Phoebe Waller Bridge, for instance, signed a deal with Amazon for £48 million in 2019. Despite her three year deal producing nothing, Amazon renewed her contract in 2023. Paying Waller Bridge £16 million a year to not produce anything was apparently less costly to Amazon than having a rival streaming service employ her. I’m no Jeff Bezos, but you don’t have to be to realise that is not a sustainable business model.

One screenwriter who wrote a nine-episode adaptation of a popular book for Amazon told me how, after reading the book, he informed the studio it would be better suited to five episodes but they weren’t interested. ‘They had allocated the budget for nine episodes so nine episodes it was’. The show did moderately well but was criticised for – you guessed it – being drawn out. As ever, a streaming service valued quantity over quality. 

A relevant point is that Amazon and Apple’s origins are as staggeringly successful retail outlets who ventured into production. There was no guarantee that throwing mountains of cash at talent would be a sure way of getting a hit. But they deemed it worth a shot.

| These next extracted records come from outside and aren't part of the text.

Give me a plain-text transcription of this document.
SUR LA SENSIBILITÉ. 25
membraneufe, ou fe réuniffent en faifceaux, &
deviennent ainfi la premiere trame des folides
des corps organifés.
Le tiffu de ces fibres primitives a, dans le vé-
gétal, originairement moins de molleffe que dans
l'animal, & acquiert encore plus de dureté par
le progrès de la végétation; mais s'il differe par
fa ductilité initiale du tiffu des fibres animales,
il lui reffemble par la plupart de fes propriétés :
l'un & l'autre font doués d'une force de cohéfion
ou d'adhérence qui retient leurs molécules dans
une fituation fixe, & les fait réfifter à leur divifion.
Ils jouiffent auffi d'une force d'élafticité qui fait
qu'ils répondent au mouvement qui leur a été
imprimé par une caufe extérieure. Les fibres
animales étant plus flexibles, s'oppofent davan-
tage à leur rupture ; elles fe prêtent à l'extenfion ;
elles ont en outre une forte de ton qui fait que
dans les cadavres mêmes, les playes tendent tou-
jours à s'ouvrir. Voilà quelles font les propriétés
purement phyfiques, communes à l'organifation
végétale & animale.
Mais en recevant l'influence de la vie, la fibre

In contrast, HBO, the oldest subscription television service, has had decades to build up an impressive collection of some of the most culturally important television shows of all time. Their success was built around making great television. The same can’t be said of Netflix, whose biggest achievement was content delivery rather than production. Amazon or Apple, unlike HBO, have gargantuan other revenue streams to sustain their commissioning of subpar television. And if you don’t really care about what you are creating, you may as well get a robot to do it for you.